A Lei nº 12.441, de 11/07/2011, alterou o Código Civil
(Lei nº 10.406, de 10/01/2002), para permitir, a partir de sua entrada em vigor
(01), a constituição de empresa individual de responsabilidade limitada
("EIRELI") por uma única pessoa titular da totalidade do capital
social. Cogitada como um instrumento útil à autonomia patrimonial de negócios
até então operados na figura do empresário individual, a EIRELI provoca, nas
entrelinhas de sua conformação legal, algumas reflexões interessantes.

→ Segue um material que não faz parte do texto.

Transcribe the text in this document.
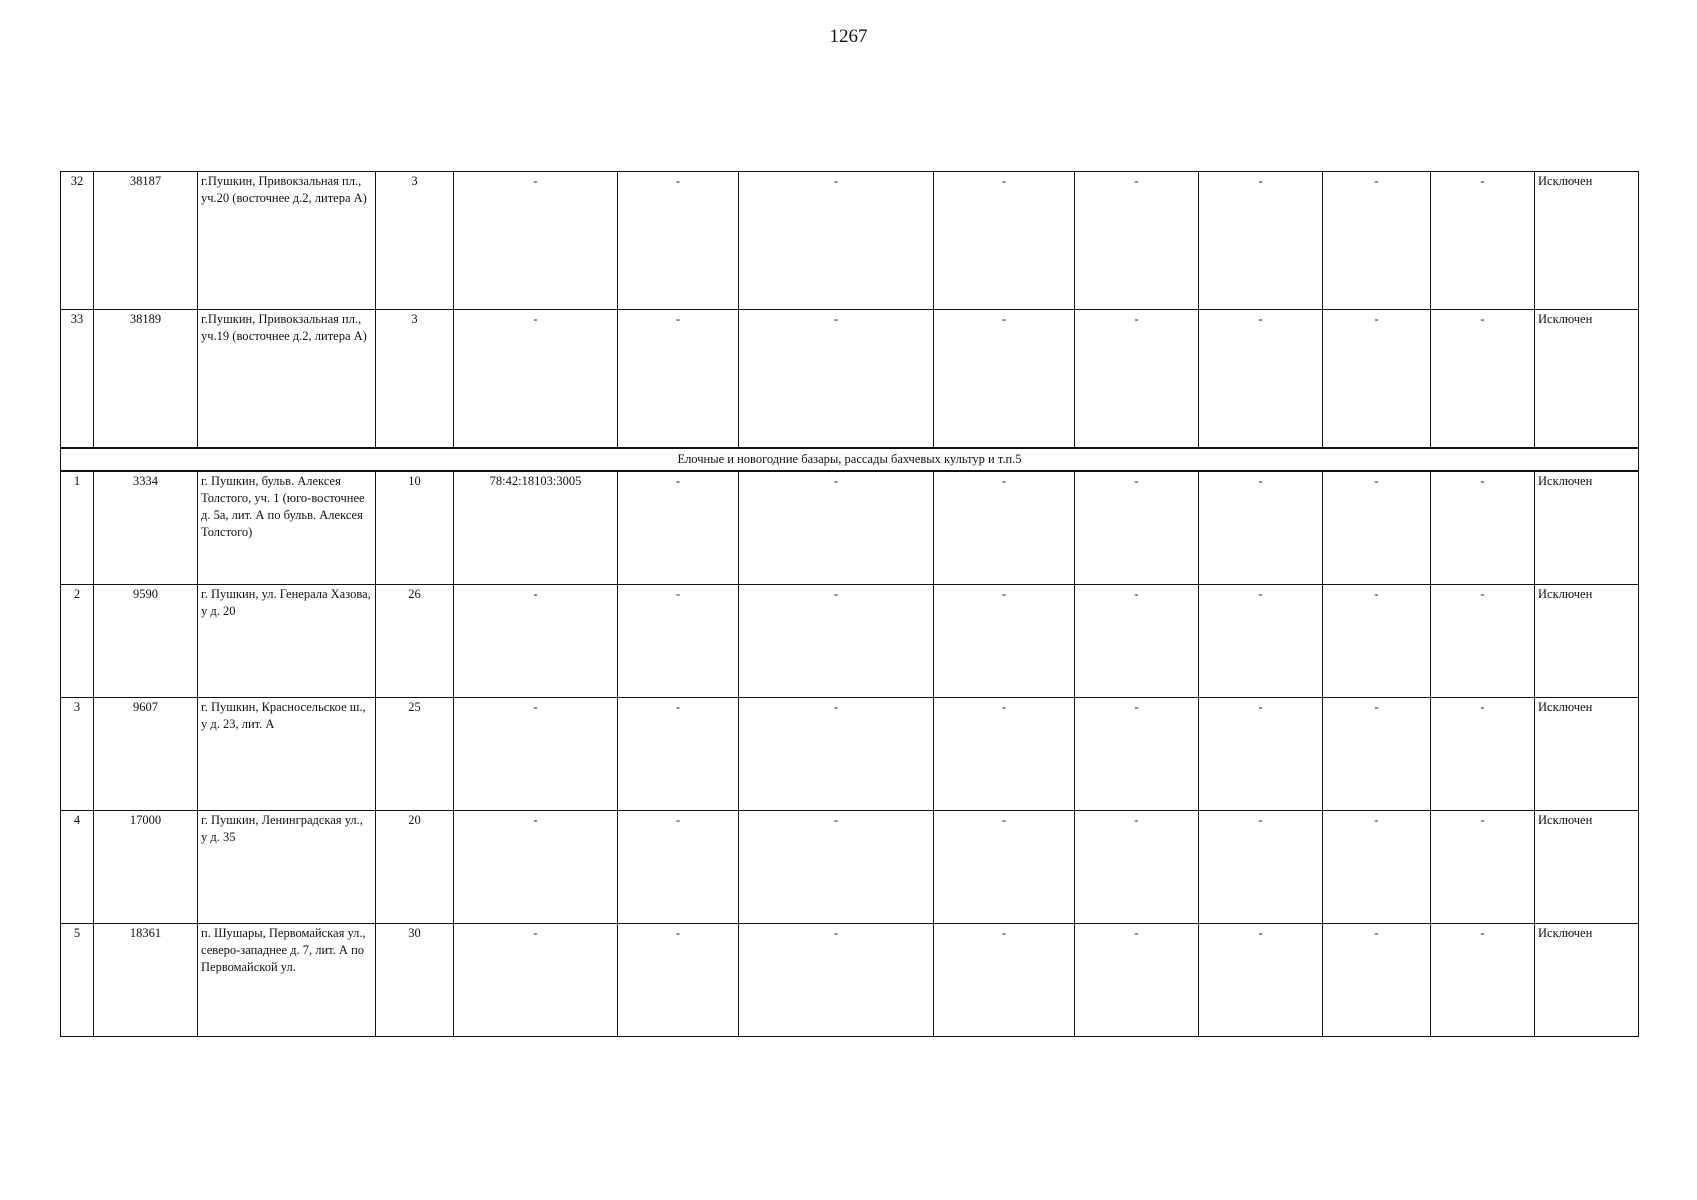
1267
32	38187	г.Пушкин, Привокзальная пл., уч.20 (восточнее д.2, литера А)	3	-	-	-	-	-	-	-	-	Исключен
33	38189	г.Пушкин, Привокзальная пл., уч.19 (восточнее д.2, литера А)	3	-	-	-	-	-	-	-	-	Исключен
Елочные и новогодние базары, рассады бахчевых культур и т.п.5												
1	3334	г. Пушкин, бульв. Алексея Толстого, уч. 1 (юго-восточнее д. 5а, лит. А по бульв. Алексея Толстого)	10	78:42:18103:3005	-	-	-	-	-	-	-	Исключен
2	9590	г. Пушкин, ул. Генерала Хазова, у д. 20	26	-	-	-	-	-	-	-	-	Исключен
3	9607	г. Пушкин, Красносельское ш., у д. 23, лит. А	25	-	-	-	-	-	-	-	-	Исключен
4	17000	г. Пушкин, Ленинградская ул., у д. 35	20	-	-	-	-	-	-	-	-	Исключен
5	18361	п. Шушары, Первомайская ул., северо-западнее д. 7, лит. А по Первомайской ул.	30	-	-	-	-	-	-	-	-	Исключен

Primeiramente, cabe uma ponderação quanto à natureza da
EIRELI. Afinal, estaríamos diante de um novo empresário individual com
responsabilidade limitada? Ou quem sabe de uma sociedade limitada unipessoal, à
semelhança da subsidiária integral prevista na Lei das Sociedades por Ações
(Lei nº 6.404, de 17/12/1976) (02)?
Uma certeza já temos na largada. O art. 1º da Lei nº
12.441/11 é mandatório: as empresas individuais de responsabilidade limitada
são pessoas jurídicas de direito privado (art. 44, VI, do Código Civil).

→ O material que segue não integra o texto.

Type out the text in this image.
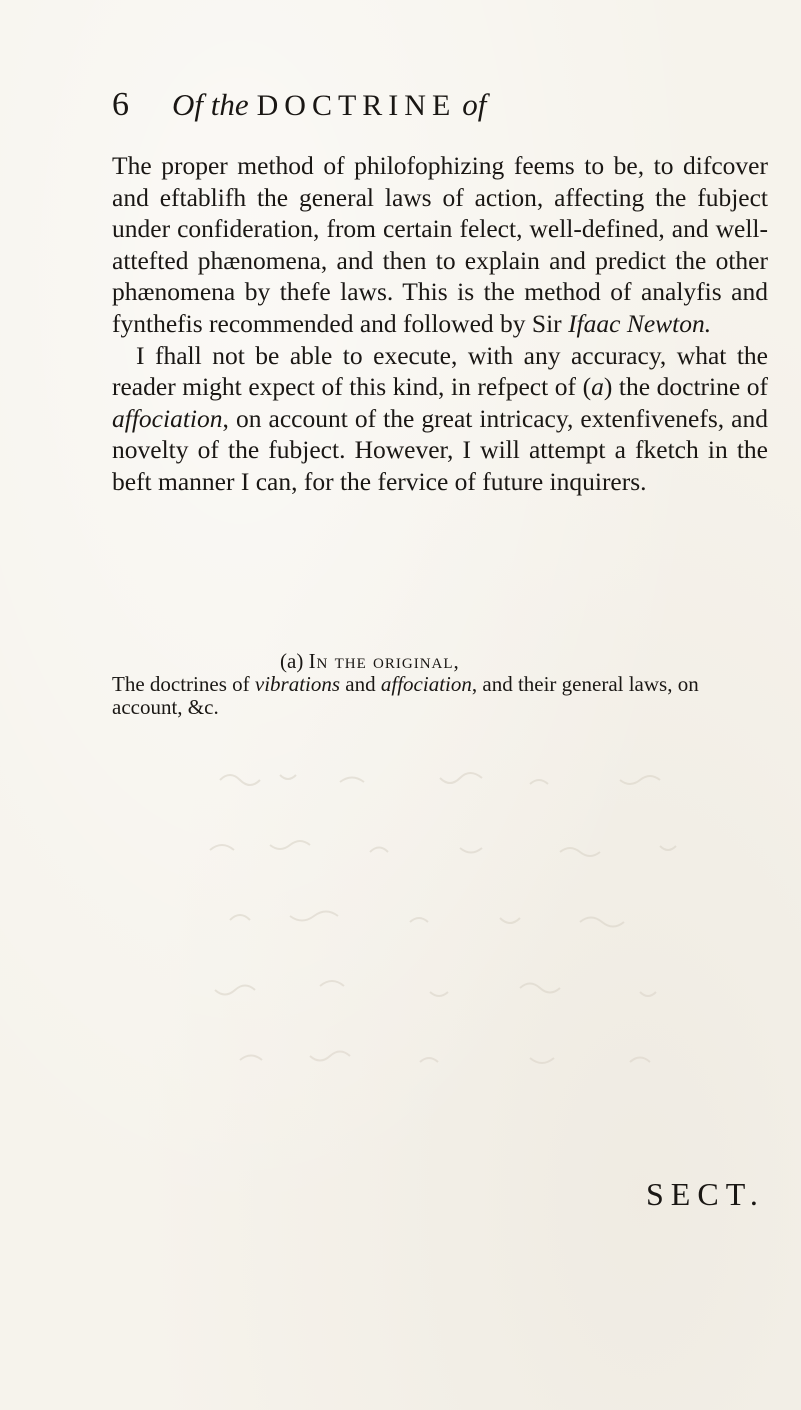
6 Of the DOCTRINE of

The proper method of philofophizing feems to be, to difcover and eftablifh the general laws of action, affecting the fubject under confideration, from certain felect, well-defined, and well-attefted phænomena, and then to explain and predict the other phænomena by thefe laws. This is the method of analyfis and fynthefis recommended and followed by Sir Ifaac Newton.

I fhall not be able to execute, with any accuracy, what the reader might expect of this kind, in refpect of (a) the doctrine of affociation, on account of the great intricacy, extenfivenefs, and novelty of the fubject. However, I will attempt a fketch in the beft manner I can, for the fervice of future inquirers.

(a) In the original,

The doctrines of vibrations and affociation, and their general laws, on account, &c.

SECT.
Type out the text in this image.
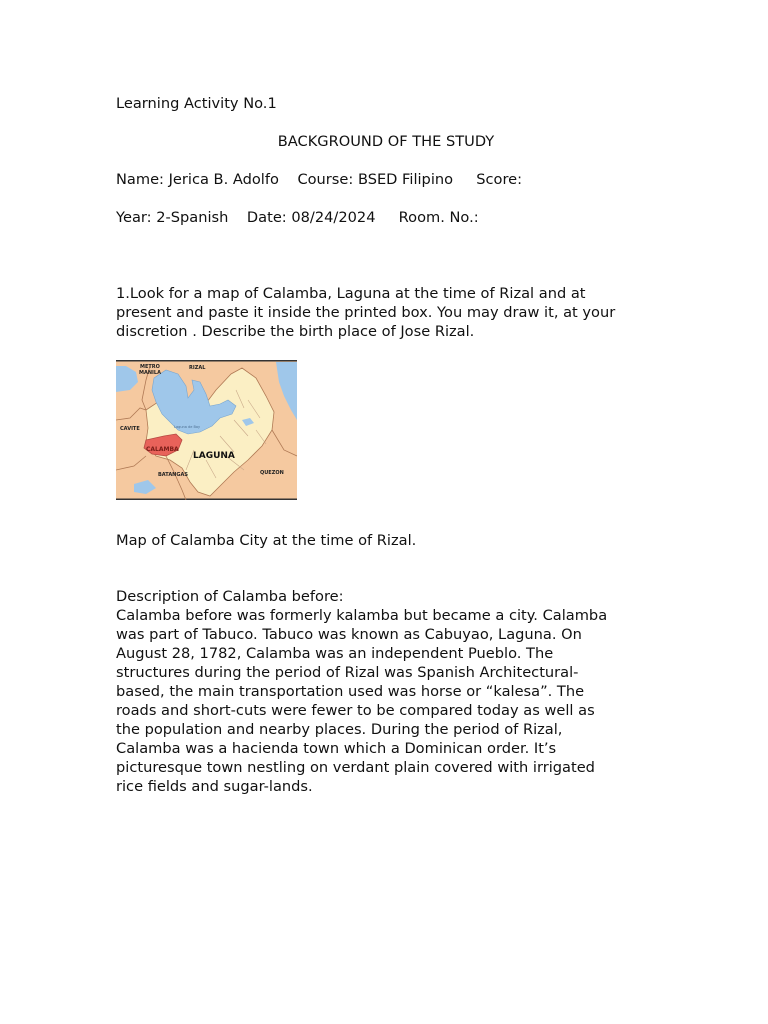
Learning Activity No.1
BACKGROUND OF THE STUDY
Name: Jerica B. Adolfo    Course: BSED Filipino     Score:
Year: 2-Spanish    Date: 08/24/2024     Room. No.:
1.Look for a map of Calamba, Laguna at the time of Rizal and at
present and paste it inside the printed box. You may draw it, at your
discretion . Describe the birth place of Jose Rizal.
METRO
MANILA
RIZAL
CAVITE
CALAMBA
LAGUNA
BATANGAS	QUEZON
Laguna de Bay
Map of Calamba City at the time of Rizal.
Description of Calamba before:
Calamba before was formerly kalamba but became a city. Calamba
was part of Tabuco. Tabuco was known as Cabuyao, Laguna. On
August 28, 1782, Calamba was an independent Pueblo. The
structures during the period of Rizal was Spanish Architectural-
based, the main transportation used was horse or “kalesa”. The
roads and short-cuts were fewer to be compared today as well as
the population and nearby places. During the period of Rizal,
Calamba was a hacienda town which a Dominican order. It’s
picturesque town nestling on verdant plain covered with irrigated
rice fields and sugar-lands.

Na seqüência, notamos que o art. 2º da Lei nº 12.441/11
cuidou da figura mediante a inserção do art. 980-A ao Código Civil, sob o
Título I-A, denominado "Da Empresa Individual de Responsabilidade
Limitada", ou seja, entre o Título I ("Do Empresário") e o
Título II ("Da Sociedade"). Mais adiante, ao dar nova redação ao
parágrafo único do art. 1.033 do Código Civil, a Lei nº 12.441/11 sedimenta a
distinção: segundo o novo comando, se a uma sociedade ocorrer a falta de
pluralidade de sócios, não reconstituída no prazo de 180 (cento e oitenta)

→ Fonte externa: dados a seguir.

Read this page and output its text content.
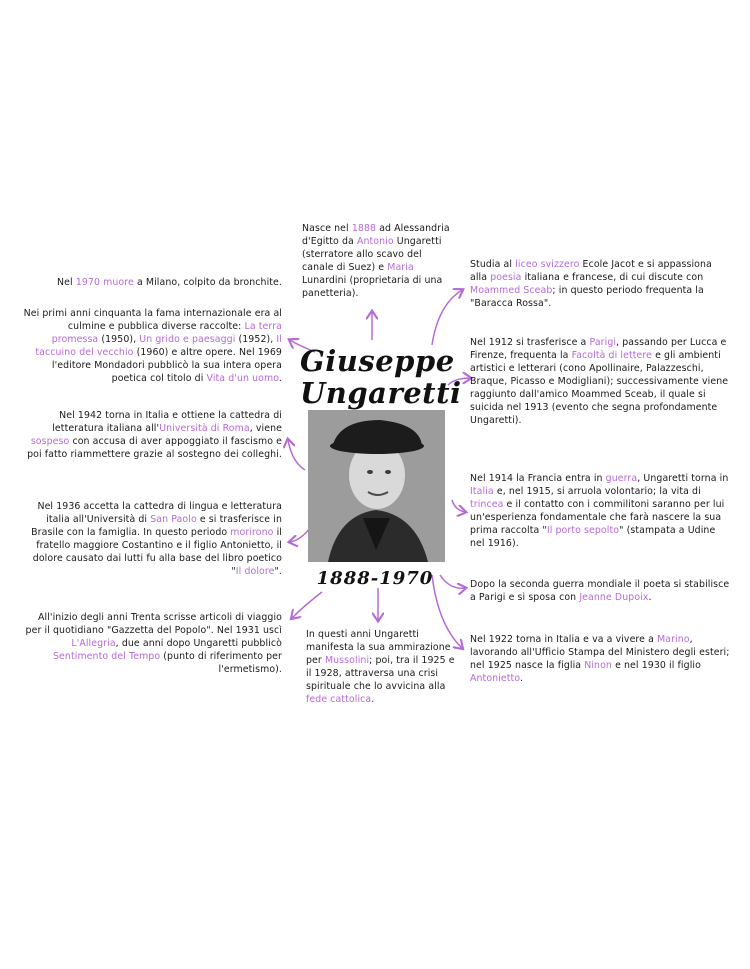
Giuseppe
Ungaretti
1888-1970
Nasce nel 1888 ad Alessandria d'Egitto da Antonio Ungaretti (sterratore allo scavo del canale di Suez) e Maria Lunardini (proprietaria di una panetteria).
Studia al liceo svizzero Ecole Jacot e si appassiona alla poesia italiana e francese, di cui discute con Moammed Sceab; in questo periodo frequenta la "Baracca Rossa".
Nel 1912 si trasferisce a Parigi, passando per Lucca e Firenze, frequenta la Facoltà di lettere e gli ambienti artistici e letterari (cono Apollinaire, Palazzeschi, Braque, Picasso e Modigliani); successivamente viene raggiunto dall'amico Moammed Sceab, il quale si suicida nel 1913 (evento che segna profondamente Ungaretti).
Nel 1914 la Francia entra in guerra, Ungaretti torna in Italia e, nel 1915, si arruola volontario; la vita di trincea e il contatto con i commilitoni saranno per lui un'esperienza fondamentale che farà nascere la sua prima raccolta "Il porto sepolto" (stampata a Udine nel 1916).
Dopo la seconda guerra mondiale il poeta si stabilisce a Parigi e si sposa con Jeanne Dupoix.
Nel 1922 torna in Italia e va a vivere a Marino, lavorando all'Ufficio Stampa del Ministero degli esteri; nel 1925 nasce la figlia Ninon e nel 1930 il figlio Antonietto.
In questi anni Ungaretti manifesta la sua ammirazione per Mussolini; poi, tra il 1925 e il 1928, attraversa una crisi spirituale che lo avvicina alla fede cattolica.
All'inizio degli anni Trenta scrisse articoli di viaggio per il quotidiano "Gazzetta del Popolo". Nel 1931 uscì L'Allegria, due anni dopo Ungaretti pubblicò Sentimento del Tempo (punto di riferimento per l'ermetismo).
Nel 1936 accetta la cattedra di lingua e letteratura italia all'Università di San Paolo e si trasferisce in Brasile con la famiglia. In questo periodo morirono il fratello maggiore Costantino e il figlio Antonietto, il dolore causato dai lutti fu alla base del libro poetico "Il dolore".
Nel 1942 torna in Italia e ottiene la cattedra di letteratura italiana all'Università di Roma, viene sospeso con accusa di aver appoggiato il fascismo e poi fatto riammettere grazie al sostegno dei colleghi.
Nei primi anni cinquanta la fama internazionale era al culmine e pubblica diverse raccolte: La terra promessa (1950), Un grido e paesaggi (1952), Il taccuino del vecchio (1960) e altre opere. Nel 1969 l'editore Mondadori pubblicò la sua intera opera poetica col titolo di Vita d'un uomo.
Nel 1970 muore a Milano, colpito da bronchite.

dias, o sócio remanescente poderá requerer a transformação da sociedade para
empresário individual "ou" para empresa individual de responsabilidade
limitada.
Verificamos, portanto, que a EIRELI não é uma coisa
(empresário individual), nem outra (sociedade limitada unipessoal). Trata-se,
efetivamente, por força da norma em comento, de pessoa jurídica de direito
privado com características próprias, as quais, depreendidas do próprio texto
legal, amplificam as oportunidades de sua utilização e despertam a atenção para
vários temas inerentes à sua aplicação.
Há a exigência de um capital mínimo para a EIRELI, o qual
não será inferior a 100 (cem) vezes o maior salário-mínimo vigente no país, de
acordo com o novel art. 980-A do Código Civil. Afora regulamentações
específicas (por exemplo, as normas prudenciais das instituições financeiras;
as atividades reguladas; e outras), a EIRELI passa a ser a única pessoa jurídica
de direito privado no Brasil para a qual a lei exige um capital mínimo. E não
se trata de um valor irrisório, devido à disparidade de tetos do salário-mínimo
vigentes entre as unidades da Federação. Tal exigência, se por um lado busca
proteger o credor da EIRELI, diante da função de resguardo do capital social e
da limitação da responsabilidade do seu titular, por outro lado induz a uma
utilização da figura para atividades de maior vulto, não necessariamente
aquelas do pequeno empresário que se desejaria, de início, beneficiar (03).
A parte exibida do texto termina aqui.